L’origine des 4 espaces
Les quatre espaces trouvent leur source dans un rapport publié en 2010 en réponse à une commande du gouvernement danois. Dans un contexte de réforme des politiques publiques ayant conduit à une diminution du nombre de bibliothèques et à une augmentation de leur taille moyenne, il s’agissait de clarifier le concept de bibliothèque et de préciser son rôle dans la société de la connaissance. Le comité d’expert constitué pour rédiger le rapport proposait notamment, parmi ses nombreuses recommandations, de « considérer l’espace des bibliothèques comme un medium à part entière à développer » et d’imaginer « de nouveaux concepts pour les espaces physiques des bibliothèques » afin que ces dernières restent « désirables. »
Trois universitaires, Henrik Jochumsen, Dorte Skot-Hansen et Casper Hvenegaard Rasmussen, ont été missionnés pour plancher sur cette question. Dans leur article de 2012 intitulé « Les Quatre espaces, un nouveau modèle de bibliothèques publique » les 3 auteurs présentent leur conclusion : une grille conceptuelle très simple permettant selon eux de « programmer, construire, concevoir, aménager et réaménager des bibliothèques. »

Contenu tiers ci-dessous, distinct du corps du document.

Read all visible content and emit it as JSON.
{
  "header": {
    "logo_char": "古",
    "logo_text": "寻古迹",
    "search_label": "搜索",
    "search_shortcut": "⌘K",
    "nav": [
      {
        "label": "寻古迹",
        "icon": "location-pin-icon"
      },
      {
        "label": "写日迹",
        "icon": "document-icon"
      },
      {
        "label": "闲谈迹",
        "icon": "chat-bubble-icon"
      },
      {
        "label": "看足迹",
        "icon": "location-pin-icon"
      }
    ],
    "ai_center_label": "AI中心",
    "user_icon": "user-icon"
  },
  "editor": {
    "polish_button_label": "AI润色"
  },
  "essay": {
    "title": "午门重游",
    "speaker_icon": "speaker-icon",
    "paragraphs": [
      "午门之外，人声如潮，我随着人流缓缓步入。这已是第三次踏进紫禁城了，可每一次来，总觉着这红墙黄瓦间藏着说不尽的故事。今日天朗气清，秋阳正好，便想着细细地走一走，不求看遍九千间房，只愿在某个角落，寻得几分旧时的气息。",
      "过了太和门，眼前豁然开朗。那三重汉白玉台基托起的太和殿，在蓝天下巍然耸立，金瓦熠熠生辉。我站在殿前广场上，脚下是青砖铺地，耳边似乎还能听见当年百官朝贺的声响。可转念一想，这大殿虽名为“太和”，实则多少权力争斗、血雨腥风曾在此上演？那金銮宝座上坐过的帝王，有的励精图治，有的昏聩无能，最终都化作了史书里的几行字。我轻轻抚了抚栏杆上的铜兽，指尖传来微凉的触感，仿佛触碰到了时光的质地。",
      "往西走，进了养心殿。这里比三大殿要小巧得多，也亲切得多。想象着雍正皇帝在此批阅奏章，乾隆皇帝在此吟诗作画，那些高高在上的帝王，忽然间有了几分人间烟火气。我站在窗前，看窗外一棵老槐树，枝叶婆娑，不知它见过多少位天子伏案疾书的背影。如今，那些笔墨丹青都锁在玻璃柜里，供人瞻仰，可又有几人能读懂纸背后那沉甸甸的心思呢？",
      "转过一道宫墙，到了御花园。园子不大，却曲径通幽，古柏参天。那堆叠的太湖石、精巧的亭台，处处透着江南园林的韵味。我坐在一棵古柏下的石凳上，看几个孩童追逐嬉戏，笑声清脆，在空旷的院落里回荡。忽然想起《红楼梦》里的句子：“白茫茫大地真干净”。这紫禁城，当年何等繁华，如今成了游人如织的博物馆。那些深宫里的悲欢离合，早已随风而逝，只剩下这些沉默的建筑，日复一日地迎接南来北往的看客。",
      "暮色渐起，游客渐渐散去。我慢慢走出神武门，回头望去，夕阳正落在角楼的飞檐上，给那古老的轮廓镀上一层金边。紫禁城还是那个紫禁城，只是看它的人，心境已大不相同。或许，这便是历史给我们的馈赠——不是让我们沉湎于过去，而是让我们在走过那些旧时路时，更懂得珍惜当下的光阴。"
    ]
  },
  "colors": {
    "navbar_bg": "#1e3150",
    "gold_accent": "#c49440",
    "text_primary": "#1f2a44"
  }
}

Le modèle des quatre espaces a été employé dans la programmation de plusieurs équipements scandinaves (comme DOKK1, la grande et belle bibliothèque publique d’Aarhus au Danemark). Il est également à la base de l’excellent site Modelprogram for folkebiblioteker qui le développe et l’illustre à travers des fiches pratiques et des études de cas. Si vous ne connaissez pas ce site, si vous lisez l’anglais et que vous vous intéressez à l’aménagement des bibliothèques, je vous invite à le consulter : il fournit un très beau panorama des établissements innovants construits (principalement en Europe du nord) dans les années 2000 et 2010.
Les quatre fonctions des bibliothèques contemporaines
Mais revenons-en aux quatre espaces : en quoi consiste ce modèle ? Il se base avant tout sur quatre fonctions assignées aux bibliothèques actuelles, quatre objectifs relevant de la sphère publique ou individuelle auxquelles les bibliothèques peuvent contribuer : l’émancipation, l’innovation, la participation et l’expérienceL’émancipation renvoie à la formation de citoyens autonomes, informés et capables de se forger une opinion éclairée. C’est une fonction finalement assez traditionnelle des bibliothèques en tant qu’institutions démocratiques.
L’innovation correspond à la capacité à produire des idées, à résoudre des problèmes ou à créer de nouvelles formes esthétiques. Les bibliothèques ne sont pas seulement des lieux de conservation, elles font partie des institutions où des connaissances nouvelles peuvent mûrir et apparaitre. Là encore, c’est une fonction ancestrale : la bibliothèque comme lieu de savoir.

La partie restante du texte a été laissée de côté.